I asked an old TCA guy at one point several years ago when someone had blantantly insulted me about some pricing (that's a story for another time). Ok, I'll tell the story:
I had a dealer that I used to buy items from coming to deliver two items I had purchased. He said he was in my neighborhood and that he could drop them off. I knew him but not very well. He came over to my house and asked to see my collection. Upon seeing my collection, he seemed to like it but wasn't particularly overwhelmed. On leaving my house as he was walking out the door, he said to my wife that if I ever died, he would give my wife $60k in cash for my whole collection. He thought he was being charitable. There are so many problems with this, I wasn't sure what upset me more:
My potential demise.
The fact that he said something like that to my wife.
The fact that he offered roughly $.08 on the dollar to my wife for my collection.
The fact that he was trying to take advantage of my wife and death long before I planned on leaving the planet.
It was just plain offensive. Needless to say, I am no longer his customer.
Back to the point: when I said something to my TCA friend, he said that $60k to most of his original TCA and TTOS colleagues would have seemed like a fortune. I reminded him that one surgical procedure in a hospital could run up to $60k. He agreed but he reminded me that "if you don't got it, you don't got it. $10 bucks might as well be $10 million.

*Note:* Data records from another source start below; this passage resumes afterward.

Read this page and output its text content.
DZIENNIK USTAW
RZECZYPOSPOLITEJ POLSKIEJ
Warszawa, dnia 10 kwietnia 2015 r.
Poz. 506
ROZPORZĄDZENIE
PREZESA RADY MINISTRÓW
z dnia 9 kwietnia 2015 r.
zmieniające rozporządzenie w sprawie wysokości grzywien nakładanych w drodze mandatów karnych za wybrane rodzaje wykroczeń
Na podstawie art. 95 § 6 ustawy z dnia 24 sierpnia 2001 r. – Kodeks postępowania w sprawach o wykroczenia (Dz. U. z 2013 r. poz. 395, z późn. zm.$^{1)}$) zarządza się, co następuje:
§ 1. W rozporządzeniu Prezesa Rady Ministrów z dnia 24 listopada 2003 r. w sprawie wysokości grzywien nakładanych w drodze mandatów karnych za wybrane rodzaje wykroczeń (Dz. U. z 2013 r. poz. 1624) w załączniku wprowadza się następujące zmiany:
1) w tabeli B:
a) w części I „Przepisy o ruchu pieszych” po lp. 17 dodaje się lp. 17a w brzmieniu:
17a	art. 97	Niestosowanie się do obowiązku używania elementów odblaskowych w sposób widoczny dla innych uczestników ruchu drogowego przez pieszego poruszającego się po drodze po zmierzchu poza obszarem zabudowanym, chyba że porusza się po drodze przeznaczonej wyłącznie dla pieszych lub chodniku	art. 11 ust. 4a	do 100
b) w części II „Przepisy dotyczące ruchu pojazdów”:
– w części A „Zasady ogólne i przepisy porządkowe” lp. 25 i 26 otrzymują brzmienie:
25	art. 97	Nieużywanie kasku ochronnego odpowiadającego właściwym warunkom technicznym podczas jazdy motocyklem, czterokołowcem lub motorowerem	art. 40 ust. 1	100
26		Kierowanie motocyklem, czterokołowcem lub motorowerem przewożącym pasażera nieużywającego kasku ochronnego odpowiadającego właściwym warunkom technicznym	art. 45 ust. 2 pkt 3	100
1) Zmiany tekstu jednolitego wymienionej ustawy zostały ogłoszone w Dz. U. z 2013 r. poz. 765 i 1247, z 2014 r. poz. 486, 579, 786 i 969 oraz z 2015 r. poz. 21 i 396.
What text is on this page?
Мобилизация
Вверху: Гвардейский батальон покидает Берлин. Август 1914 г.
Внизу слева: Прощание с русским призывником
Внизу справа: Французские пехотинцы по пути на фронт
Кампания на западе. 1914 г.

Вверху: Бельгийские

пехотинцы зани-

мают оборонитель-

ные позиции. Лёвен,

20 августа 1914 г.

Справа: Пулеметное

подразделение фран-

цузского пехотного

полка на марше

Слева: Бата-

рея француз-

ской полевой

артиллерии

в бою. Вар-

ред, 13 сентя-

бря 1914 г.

Trains will always be out there. If they're too expensive at any one point, wait. The one screw up I've had in toy trains is that I have not been patient enough. It's a big regret I have. There's a reason patience is a virtue. There's an old Russian proverb that goes something like this: “Little drops of water wear down big stones.” I know it may seem silly when looking at high eBay prices but it isn't when looking at toy train collecting. Let's save anger and annoyance for that pesky wiring under the layout that seems to undo itself eventhough we haven't touched it for over 10 years.